Charge/s: Threatening to commit arson, stalking, breach of a personal protection order x 2.
Hearing: Sentencing hearing.
Facts: The offences arose out of the breakdown of a relationship between the offender and his former female partner. The relationship ended acrimoniously, particularly in relation to the care and access arrangements relating to the care of the couple’s child. The offender’s former partner obtained Domestic Violence Order against the offender and her parents obtained Personal Violence Protection Orders. Subsequently, the offender and his former partner had an argument over the telephone over the care and access arrangements for their daughter. The offender went over to the house of his former partner’s parents and began shouting and swearing at his former partner. He produced a cigarette lighter and threatened to burn her parent’s car. Further, the offender pleaded guilty to a count of stalking on the basis of 25 phone calls made to his former partner. Most were for relatively short periods and were made at varying hours of the day. Finally, the offender breached the Personal Protection Orders by calling his former partner’s parents on multiple occasions.
Decision and Reasoning: Refshauge J imposed a total sentence of 2 years and 4 months imprisonment, suspended for a period of two years. In imposing this sentence, Refshauge J took into account the purposes of sentencing and in particular, specific deterrence and vindication of the victims (in light of the Victim Impact Statements delivered in court — See -). He also took into account the offender’s plea of guilty and his subjective circumstances (including the offender’s drug problem).

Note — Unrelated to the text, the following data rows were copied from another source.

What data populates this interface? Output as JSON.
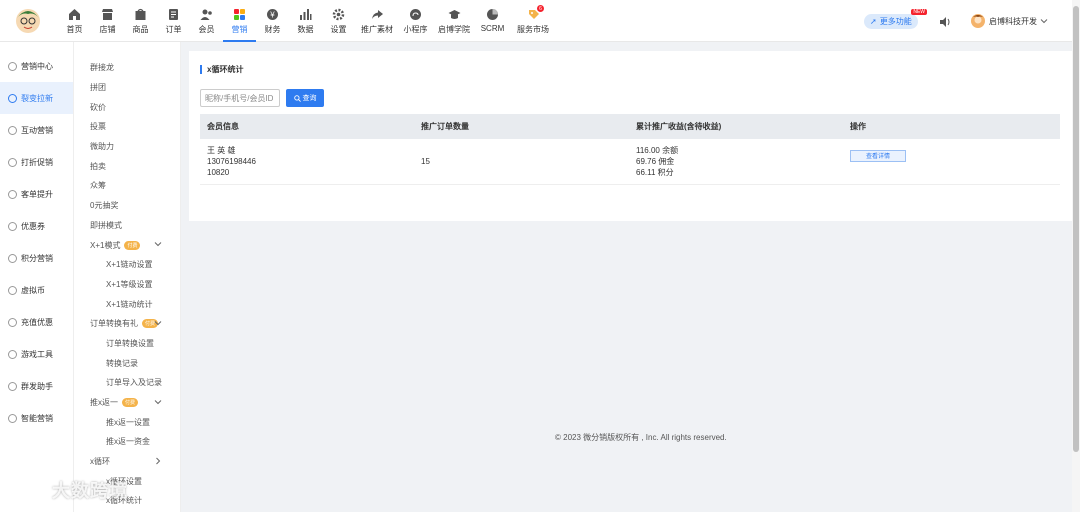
{
  "nav": [
    {
      "label": "首页",
      "icon": "home-icon"
    },
    {
      "label": "店铺",
      "icon": "store-icon"
    },
    {
      "label": "商品",
      "icon": "goods-icon"
    },
    {
      "label": "订单",
      "icon": "order-icon"
    },
    {
      "label": "会员",
      "icon": "member-icon"
    },
    {
      "label": "营销",
      "icon": "marketing-icon"
    },
    {
      "label": "财务",
      "icon": "finance-icon"
    },
    {
      "label": "数据",
      "icon": "data-icon"
    },
    {
      "label": "设置",
      "icon": "settings-icon"
    },
    {
      "label": "推广素材",
      "icon": "share-icon"
    },
    {
      "label": "小程序",
      "icon": "miniprogram-icon"
    },
    {
      "label": "启博学院",
      "icon": "academy-icon"
    },
    {
      "label": "SCRM",
      "icon": "scrm-icon"
    },
    {
      "label": "服务市场",
      "icon": "market-icon"
    }
  ],
  "nav_active_index": 5,
  "nav_badge": "6",
  "header": {
    "more_label": "更多功能",
    "new_badge": "NEW",
    "user_name": "启博科技开发"
  },
  "sidebar1": [
    "营销中心",
    "裂变拉新",
    "互动营销",
    "打折促销",
    "客单提升",
    "优惠券",
    "积分营销",
    "虚拟币",
    "充值优惠",
    "游戏工具",
    "群发助手",
    "智能营销"
  ],
  "sidebar1_active_index": 1,
  "sidebar2": [
    {
      "label": "群接龙",
      "level": 1
    },
    {
      "label": "拼团",
      "level": 1
    },
    {
      "label": "砍价",
      "level": 1
    },
    {
      "label": "投票",
      "level": 1
    },
    {
      "label": "微助力",
      "level": 1
    },
    {
      "label": "拍卖",
      "level": 1
    },
    {
      "label": "众筹",
      "level": 1
    },
    {
      "label": "0元抽奖",
      "level": 1
    },
    {
      "label": "即拼模式",
      "level": 1
    },
    {
      "label": "X+1模式",
      "level": 1,
      "tag": "付费",
      "chevron": "down"
    },
    {
      "label": "X+1链动设置",
      "level": 2
    },
    {
      "label": "X+1等级设置",
      "level": 2
    },
    {
      "label": "X+1链动统计",
      "level": 2
    },
    {
      "label": "订单转换有礼",
      "level": 1,
      "tag": "付费",
      "chevron": "down"
    },
    {
      "label": "订单转换设置",
      "level": 2
    },
    {
      "label": "转换记录",
      "level": 2
    },
    {
      "label": "订单导入及记录",
      "level": 2
    },
    {
      "label": "推x返一",
      "level": 1,
      "tag": "付费",
      "chevron": "down"
    },
    {
      "label": "推x返一设置",
      "level": 2
    },
    {
      "label": "推x返一资金",
      "level": 2
    },
    {
      "label": "x循环",
      "level": 1,
      "chevron": "right"
    },
    {
      "label": "x循环设置",
      "level": 2
    },
    {
      "label": "x循环统计",
      "level": 2
    }
  ],
  "panel": {
    "title": "x循环统计",
    "search_placeholder": "昵称/手机号/会员ID",
    "search_value": "",
    "query_label": "查询"
  },
  "table": {
    "headers": [
      "会员信息",
      "推广订单数量",
      "累计推广收益(含待收益)",
      "操作"
    ],
    "rows": [
      {
        "member_name": "王 英 雄",
        "member_phone": "13076198446",
        "member_id": "10820",
        "order_count": "15",
        "earning_balance": "116.00 余额",
        "earning_commission": "69.76 佣金",
        "earning_points": "66.11 积分",
        "action_label": "查看详情"
      }
    ]
  },
  "footer": "© 2023 微分销版权所有 , Inc. All rights reserved.",
  "watermark": "大数跨境",
  "colors": {
    "accent": "#2e7bf0",
    "tag": "#f4b34a",
    "new_badge": "#f5222d"
  }
}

These offences were serious and warranted a term of imprisonment. The offence of arson was serious because the offender produced a cigarette lighter, there was a threat with intent to achieve an objective to which he may otherwise not have been entitled, and it was committed at the home of the victim. The stalking offence was also a serious offence particularly because it was committed with a circumstance of aggravation, namely in the presence of a Domestic Violence Order. Finally, the breaches of Personal Protection Orders were serious because they involved a disregard of a court order designed to protect the subjects of the orders.